Trustworthy Machine Learning

Semester: Summer 2024

Added: Apr 24, 2024


Summer 2024

Instructor: Adam Dziedzic and Franziska Boenisch

Contact: adam.dziedzic@cispa.de, franziska.boenisch@cispa.de

Lectures: Wednesday 16:00-18:00, CISPA Building C0, Lecture Hall Ground Floor

CMS


Description

The deployment of machine learning applications in real-world systems necessitates methods to ensure their trustworthiness. This course explores the different aspects of trustworthy machine learning, including Privacy, Collaborative Learning, Model Confidentiality, Robustness, Fairness, Explainability, and Governance.

  • Privacy: We will analyze the landscape of privacy attacks against machine learning models and study the means to prevent these attacks.
  • Collaborative Learning: We will analyze the risks to trustworthy machine learning that arise in collaborative machine learning setups and look into their mitigations.
  • Model Confidentiality: We will see that machine learning models can be easily stolen through different methods, such as simple copies of the models, or the private training data, or the extraction of the model exposed via a public or private API. We will analyze different attack strategies to steal the models and the state-of-the-art defense methods.
  • Robustness: We will learn about different facets of robustness, such as robustness to out-of-distribution samples, natural noise present in the input data, or adversarial examples, where attackers incur imperceptible changes to the input to ML models to fool their predictions.
  • Fairness and Bias: We will scrutinize the behavior of ML models on different subgroups of the training data. We will assess the models’ responses to inputs with different attributes and will uncover the potential causes of unfair or biased model responses and current mitigations.
  • Explainability: We will address the challenges that arise from machine learning models’ black-box behavior and look into techniques to explain predictive behavior.
  • Security and Governance: Machine learning applications are usually not isolated but integrated in some systems in a given society with their respective norms and values. We will study the security risks that can arise from the deployment of machine learning applications and how to use governance approaches to mitigate these risks.

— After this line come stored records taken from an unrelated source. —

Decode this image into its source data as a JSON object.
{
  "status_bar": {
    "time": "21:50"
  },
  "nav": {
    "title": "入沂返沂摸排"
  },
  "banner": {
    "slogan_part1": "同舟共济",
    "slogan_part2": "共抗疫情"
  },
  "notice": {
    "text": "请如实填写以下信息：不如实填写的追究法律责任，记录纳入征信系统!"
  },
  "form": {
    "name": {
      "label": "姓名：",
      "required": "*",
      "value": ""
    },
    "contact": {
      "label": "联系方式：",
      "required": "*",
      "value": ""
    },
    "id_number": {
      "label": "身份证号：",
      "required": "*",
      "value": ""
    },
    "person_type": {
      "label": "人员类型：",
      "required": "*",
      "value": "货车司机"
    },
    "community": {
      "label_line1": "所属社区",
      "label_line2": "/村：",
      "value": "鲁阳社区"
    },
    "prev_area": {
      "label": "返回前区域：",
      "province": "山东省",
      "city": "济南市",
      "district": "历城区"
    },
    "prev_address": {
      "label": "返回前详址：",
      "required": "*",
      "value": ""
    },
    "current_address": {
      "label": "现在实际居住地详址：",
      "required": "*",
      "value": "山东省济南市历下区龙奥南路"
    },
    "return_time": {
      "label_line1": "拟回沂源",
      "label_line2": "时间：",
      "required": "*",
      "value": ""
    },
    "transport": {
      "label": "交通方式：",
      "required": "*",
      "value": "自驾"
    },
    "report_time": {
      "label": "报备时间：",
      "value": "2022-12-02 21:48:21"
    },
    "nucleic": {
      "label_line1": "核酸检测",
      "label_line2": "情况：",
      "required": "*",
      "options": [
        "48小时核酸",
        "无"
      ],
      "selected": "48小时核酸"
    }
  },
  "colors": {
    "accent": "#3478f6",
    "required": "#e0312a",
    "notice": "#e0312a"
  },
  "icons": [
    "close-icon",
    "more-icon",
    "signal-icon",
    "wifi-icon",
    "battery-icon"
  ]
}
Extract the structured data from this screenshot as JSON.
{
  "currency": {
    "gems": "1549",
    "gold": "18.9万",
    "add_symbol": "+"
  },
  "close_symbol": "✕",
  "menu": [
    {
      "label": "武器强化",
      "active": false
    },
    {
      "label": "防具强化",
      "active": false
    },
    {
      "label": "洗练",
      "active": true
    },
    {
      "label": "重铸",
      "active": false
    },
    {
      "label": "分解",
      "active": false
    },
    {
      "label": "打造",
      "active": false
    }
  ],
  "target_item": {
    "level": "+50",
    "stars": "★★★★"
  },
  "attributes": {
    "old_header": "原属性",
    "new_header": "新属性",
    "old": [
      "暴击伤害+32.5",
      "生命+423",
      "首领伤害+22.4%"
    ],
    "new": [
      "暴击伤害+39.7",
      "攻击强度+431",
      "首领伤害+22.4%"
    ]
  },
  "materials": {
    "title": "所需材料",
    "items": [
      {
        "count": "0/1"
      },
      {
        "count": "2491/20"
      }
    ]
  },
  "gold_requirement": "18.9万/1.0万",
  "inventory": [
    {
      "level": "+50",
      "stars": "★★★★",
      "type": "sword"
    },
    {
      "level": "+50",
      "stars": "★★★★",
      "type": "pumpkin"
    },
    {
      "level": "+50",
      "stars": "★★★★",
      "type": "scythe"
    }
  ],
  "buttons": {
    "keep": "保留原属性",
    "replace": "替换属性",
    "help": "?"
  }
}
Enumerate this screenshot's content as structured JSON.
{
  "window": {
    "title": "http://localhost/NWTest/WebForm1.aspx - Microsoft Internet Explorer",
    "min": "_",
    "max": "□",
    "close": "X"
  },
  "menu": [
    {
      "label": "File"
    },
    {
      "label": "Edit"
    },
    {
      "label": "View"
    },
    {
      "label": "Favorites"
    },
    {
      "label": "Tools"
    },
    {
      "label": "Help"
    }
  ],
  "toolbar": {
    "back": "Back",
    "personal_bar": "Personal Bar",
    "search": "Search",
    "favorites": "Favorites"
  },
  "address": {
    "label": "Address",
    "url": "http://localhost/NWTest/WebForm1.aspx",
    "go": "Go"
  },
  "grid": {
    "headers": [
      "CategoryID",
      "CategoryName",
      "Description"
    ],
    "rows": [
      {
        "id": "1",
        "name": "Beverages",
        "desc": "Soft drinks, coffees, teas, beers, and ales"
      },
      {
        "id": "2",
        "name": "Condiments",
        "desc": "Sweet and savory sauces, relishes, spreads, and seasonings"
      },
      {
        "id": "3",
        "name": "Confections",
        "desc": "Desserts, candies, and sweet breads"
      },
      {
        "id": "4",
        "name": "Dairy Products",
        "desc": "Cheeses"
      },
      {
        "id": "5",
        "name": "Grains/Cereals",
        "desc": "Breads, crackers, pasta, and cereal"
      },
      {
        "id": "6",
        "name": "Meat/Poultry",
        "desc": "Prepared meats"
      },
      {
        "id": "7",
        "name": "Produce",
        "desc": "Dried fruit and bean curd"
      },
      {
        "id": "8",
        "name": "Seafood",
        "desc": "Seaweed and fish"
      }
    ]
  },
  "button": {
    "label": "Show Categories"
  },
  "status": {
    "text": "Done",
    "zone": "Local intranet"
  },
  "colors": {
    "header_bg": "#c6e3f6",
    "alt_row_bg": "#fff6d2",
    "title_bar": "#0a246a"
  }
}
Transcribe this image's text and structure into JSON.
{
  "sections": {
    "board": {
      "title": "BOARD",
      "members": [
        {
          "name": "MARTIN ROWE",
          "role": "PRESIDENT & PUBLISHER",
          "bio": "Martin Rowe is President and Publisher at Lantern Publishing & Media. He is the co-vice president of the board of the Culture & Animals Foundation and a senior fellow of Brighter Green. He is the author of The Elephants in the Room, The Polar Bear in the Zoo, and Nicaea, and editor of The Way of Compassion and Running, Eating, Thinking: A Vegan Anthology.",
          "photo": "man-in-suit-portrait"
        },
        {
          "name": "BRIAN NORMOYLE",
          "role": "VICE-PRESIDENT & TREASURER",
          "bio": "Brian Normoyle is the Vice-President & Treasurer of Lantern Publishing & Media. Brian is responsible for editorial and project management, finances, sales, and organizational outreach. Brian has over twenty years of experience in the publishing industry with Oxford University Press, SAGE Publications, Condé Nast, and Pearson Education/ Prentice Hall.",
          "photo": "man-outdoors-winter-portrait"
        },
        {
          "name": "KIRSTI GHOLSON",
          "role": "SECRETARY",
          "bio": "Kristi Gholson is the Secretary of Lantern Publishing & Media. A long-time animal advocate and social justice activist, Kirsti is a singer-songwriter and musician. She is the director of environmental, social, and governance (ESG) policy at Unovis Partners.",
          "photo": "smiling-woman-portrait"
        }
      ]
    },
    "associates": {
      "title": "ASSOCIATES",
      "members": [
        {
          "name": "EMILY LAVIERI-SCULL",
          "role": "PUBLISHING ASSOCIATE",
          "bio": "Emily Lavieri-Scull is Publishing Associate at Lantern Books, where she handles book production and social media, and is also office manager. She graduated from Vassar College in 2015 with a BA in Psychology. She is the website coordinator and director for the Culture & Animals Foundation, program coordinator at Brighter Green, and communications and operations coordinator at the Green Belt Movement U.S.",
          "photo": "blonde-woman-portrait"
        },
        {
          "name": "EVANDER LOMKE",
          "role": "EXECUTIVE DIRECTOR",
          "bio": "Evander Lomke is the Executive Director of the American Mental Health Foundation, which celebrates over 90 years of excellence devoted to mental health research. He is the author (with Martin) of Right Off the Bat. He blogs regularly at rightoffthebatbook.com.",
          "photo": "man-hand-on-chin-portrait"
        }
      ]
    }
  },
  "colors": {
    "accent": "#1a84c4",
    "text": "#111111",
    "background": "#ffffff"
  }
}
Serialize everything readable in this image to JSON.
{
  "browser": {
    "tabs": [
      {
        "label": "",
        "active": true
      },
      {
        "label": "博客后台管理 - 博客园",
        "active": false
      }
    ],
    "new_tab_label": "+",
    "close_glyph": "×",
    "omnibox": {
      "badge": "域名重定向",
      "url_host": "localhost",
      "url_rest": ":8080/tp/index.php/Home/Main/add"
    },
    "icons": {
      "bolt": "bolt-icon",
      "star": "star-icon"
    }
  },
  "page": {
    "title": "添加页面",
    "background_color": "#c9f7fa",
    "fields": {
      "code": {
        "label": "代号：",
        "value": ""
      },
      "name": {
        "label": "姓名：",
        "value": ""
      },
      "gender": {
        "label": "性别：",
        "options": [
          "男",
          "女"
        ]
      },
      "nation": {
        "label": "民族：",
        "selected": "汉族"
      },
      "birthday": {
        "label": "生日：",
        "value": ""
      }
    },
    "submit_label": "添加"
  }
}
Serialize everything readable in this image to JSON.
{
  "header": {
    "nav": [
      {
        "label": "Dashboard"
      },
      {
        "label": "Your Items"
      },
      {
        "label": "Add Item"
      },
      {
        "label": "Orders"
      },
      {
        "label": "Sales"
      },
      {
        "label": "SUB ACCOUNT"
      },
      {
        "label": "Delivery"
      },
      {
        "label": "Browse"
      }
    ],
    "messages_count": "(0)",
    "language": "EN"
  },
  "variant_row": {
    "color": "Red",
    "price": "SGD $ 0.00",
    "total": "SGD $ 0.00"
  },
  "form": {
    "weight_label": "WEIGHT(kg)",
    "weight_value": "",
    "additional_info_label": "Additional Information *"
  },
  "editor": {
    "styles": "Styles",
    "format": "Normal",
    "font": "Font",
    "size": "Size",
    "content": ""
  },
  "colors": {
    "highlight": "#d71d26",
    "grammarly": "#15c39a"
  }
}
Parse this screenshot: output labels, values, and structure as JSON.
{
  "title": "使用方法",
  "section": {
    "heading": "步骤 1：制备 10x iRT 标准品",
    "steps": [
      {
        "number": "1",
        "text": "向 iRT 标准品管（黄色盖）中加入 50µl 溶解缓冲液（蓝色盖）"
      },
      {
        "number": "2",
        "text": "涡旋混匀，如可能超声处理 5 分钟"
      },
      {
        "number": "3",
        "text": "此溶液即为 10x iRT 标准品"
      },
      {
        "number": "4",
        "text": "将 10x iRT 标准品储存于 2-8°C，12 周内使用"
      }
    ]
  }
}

Throughout the course, we will discuss outstanding challenges and future research directions to make machine learning more robust, private, and trustworthy.

Assignments

The course entails 4 practical graded assignments based on implementing the concepts studied during the lecture. Assignments need to be handed in groups of two.

  • Assignment 1: Membership Inference – due Wednesday, May 6 2024
  • Assignment 2: Model Extraction – due Tuesday, May 26 2024
  • Assignment 3: Robustness – due Wednesday, Jun 17 2024
  • Assignment 4: Fairness – due Wednesday, Jul 8 2024

Schedule

Date Topic Format / Location Notes
17.04. Overview, Administration & Intro In-Person
24.04. Privacy Part I In-Person
08.05. Privacy Part II Remote (Zoom Link) Only this session is remote
15.05. Model stealing and defenses (Supervised Learning - SL) In-Person
22.05. Model stealing and defenses (Self-Supervised Learning - SSL) In-Person
29.05. Adversarial Machine Learning / Robustness In-Person
05.06. Midterm-Exam & Collaborative learning Part I In-Person Dual schedule day
12.06. Collaborative learning Part II In-Person
19.06. Fairness and bias In-Person
10.07. Explainability In-Person
17.07. Security and Governance In-Person
24.07. Summary & Open Questions Remote (Zoom Link)
31.07. Final Exam Lecture Hall 002, Building E1 3 (UdS Campus) Time: 16:00 - 18:00

Feedback

You can ask your questions in the respective thread in the Forum on CMS.